The potters and their families originally settled in Kagoshima and Kushikino. But in 1601 they moved to Naeshirogawa, where there was a good source of white clay that could be used in their work. After much experimentation, the Korean potters created the pottery that is known today as Satsuma. We should point out that it is still being made today.
The body has a special name, but so does the decoration, which consists of raised lines with some gilding and what appears to be a little beading added for texture. This type of raised decoration is called “moriage” and was very difficult to make because it required semi-liquid clay called “slip” to be hand-piped through a bamboo tube to make all the raised detailing. Later, rubber syringes were used.
The piece has two marks on it, but neither turns up in any references we checked on the subject matter. One is probably the mark of the unknown artist responsible for all the painstaking moriage decoration, and the other might be for the person who made the ceramic body.

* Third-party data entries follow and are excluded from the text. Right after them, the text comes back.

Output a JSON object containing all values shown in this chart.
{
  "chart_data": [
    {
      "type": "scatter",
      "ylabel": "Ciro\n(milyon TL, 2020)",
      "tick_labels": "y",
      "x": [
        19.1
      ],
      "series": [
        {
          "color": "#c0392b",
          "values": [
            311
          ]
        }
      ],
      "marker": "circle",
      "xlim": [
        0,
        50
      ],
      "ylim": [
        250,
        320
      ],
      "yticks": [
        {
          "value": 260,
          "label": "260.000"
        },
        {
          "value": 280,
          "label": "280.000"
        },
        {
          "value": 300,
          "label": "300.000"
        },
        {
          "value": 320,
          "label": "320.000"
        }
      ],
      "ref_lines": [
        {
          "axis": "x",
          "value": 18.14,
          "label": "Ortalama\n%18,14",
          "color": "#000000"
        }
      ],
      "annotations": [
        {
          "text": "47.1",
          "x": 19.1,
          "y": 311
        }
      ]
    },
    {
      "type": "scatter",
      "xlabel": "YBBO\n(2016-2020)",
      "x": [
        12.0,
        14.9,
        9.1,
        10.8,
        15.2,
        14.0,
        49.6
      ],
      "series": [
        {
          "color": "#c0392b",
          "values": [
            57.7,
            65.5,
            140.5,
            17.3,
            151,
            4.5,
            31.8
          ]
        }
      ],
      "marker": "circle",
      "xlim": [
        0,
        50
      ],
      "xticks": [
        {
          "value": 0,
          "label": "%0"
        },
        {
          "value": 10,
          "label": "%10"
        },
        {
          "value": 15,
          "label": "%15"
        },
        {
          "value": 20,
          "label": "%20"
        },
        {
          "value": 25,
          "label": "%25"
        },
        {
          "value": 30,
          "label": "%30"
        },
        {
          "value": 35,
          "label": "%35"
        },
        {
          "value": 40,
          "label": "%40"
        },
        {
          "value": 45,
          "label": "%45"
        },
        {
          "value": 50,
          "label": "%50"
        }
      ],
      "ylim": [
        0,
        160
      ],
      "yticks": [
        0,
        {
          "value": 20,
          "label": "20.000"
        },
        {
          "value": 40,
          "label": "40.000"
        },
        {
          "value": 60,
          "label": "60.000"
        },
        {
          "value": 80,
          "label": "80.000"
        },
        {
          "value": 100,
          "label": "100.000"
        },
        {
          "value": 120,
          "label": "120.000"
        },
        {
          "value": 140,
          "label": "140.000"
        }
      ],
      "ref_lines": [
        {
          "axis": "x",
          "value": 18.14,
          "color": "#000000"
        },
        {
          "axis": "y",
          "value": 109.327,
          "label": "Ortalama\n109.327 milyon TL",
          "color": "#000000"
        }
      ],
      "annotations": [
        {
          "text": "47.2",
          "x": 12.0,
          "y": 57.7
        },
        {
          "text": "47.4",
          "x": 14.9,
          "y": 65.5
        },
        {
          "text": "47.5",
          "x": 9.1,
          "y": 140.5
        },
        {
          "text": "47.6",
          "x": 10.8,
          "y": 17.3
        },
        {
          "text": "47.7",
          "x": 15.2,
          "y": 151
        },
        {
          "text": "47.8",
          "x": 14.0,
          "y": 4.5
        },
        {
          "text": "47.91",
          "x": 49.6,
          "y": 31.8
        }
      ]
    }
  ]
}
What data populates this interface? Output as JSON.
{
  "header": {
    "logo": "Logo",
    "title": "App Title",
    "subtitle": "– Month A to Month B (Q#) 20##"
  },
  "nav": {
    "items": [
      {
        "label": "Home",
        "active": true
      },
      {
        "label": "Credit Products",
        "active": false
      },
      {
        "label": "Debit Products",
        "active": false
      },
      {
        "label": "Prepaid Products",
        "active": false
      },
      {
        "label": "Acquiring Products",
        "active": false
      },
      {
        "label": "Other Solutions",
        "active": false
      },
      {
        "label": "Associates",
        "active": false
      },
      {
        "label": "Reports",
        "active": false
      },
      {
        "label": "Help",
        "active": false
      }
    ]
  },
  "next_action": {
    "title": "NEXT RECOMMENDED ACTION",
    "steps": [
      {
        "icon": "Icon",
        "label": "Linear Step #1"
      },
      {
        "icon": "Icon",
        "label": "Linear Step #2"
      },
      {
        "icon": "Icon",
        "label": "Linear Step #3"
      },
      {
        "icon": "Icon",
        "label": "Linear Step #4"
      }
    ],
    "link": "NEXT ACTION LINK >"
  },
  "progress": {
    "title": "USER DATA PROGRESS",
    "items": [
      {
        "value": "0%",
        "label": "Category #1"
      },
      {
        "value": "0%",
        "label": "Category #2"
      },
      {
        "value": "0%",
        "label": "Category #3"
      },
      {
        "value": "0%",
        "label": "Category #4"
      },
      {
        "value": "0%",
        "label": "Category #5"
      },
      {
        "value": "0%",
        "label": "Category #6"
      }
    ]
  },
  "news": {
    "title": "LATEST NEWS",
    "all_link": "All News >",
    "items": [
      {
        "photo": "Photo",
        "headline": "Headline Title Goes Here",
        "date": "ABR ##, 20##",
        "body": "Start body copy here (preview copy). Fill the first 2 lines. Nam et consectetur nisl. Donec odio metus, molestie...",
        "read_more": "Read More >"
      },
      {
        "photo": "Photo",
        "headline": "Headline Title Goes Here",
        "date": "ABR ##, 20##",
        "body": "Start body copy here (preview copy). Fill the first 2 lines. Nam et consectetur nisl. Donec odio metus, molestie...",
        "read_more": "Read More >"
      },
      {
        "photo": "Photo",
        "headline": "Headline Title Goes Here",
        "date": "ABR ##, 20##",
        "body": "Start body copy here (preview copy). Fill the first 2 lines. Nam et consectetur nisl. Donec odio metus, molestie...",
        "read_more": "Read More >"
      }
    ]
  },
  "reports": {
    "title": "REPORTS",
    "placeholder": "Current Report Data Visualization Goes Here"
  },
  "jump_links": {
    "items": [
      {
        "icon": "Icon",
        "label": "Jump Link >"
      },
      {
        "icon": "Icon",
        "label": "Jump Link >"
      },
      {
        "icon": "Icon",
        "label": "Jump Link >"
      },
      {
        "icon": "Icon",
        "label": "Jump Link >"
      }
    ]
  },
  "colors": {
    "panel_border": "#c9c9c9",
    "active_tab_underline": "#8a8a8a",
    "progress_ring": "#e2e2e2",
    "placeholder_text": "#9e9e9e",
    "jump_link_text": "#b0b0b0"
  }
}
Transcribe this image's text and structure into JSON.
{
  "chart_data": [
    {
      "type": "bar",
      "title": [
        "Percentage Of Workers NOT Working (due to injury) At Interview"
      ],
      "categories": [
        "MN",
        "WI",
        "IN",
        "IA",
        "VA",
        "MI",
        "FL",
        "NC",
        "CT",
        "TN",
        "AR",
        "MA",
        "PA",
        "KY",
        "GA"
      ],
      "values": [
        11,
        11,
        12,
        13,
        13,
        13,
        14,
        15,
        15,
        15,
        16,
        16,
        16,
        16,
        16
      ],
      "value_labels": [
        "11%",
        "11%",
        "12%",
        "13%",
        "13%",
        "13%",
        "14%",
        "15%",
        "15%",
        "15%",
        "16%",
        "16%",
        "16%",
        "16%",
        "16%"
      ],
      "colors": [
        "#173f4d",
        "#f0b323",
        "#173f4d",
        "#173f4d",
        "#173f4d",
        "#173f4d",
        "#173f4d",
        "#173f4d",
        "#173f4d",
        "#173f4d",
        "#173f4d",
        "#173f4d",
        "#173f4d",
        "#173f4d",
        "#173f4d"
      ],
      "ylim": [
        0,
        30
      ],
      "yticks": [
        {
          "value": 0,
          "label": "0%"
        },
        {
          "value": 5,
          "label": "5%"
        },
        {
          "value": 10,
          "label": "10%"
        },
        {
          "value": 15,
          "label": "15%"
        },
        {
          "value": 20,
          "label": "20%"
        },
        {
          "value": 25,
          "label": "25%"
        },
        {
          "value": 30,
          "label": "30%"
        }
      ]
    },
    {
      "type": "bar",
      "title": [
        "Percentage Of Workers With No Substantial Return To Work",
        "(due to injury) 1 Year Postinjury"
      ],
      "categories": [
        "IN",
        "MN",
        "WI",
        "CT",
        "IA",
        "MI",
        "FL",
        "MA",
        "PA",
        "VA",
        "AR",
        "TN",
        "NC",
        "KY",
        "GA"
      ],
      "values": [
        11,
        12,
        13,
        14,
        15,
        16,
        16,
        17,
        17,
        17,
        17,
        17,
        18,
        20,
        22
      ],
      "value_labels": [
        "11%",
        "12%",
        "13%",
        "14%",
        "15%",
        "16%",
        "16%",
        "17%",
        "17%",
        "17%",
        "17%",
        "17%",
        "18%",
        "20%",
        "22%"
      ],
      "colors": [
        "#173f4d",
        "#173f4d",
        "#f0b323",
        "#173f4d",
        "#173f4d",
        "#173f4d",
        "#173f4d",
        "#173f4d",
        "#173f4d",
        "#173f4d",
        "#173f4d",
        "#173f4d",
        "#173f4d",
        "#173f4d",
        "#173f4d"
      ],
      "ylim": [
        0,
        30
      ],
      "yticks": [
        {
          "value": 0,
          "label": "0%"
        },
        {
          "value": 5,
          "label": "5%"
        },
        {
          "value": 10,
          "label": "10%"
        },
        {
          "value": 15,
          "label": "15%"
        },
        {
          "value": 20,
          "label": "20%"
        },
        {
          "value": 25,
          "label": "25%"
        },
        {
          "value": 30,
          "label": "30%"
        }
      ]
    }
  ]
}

It is a shame that D. D. did not tell us the size of her piece because in Satsuma the most important component of value is the artistry of the design, but size can be a very important factor along with age and condition. We feel the piece is probably the size of a biscuit jar, but if it turns out to be smaller the price will be less than the quote and if it is larger the price will be greater.
If this piece is indeed the size of a biscuit jar it should have a fair market value of between $200 and $275. But D. D. should be aware that now is a tough time to sell because of the pandemic.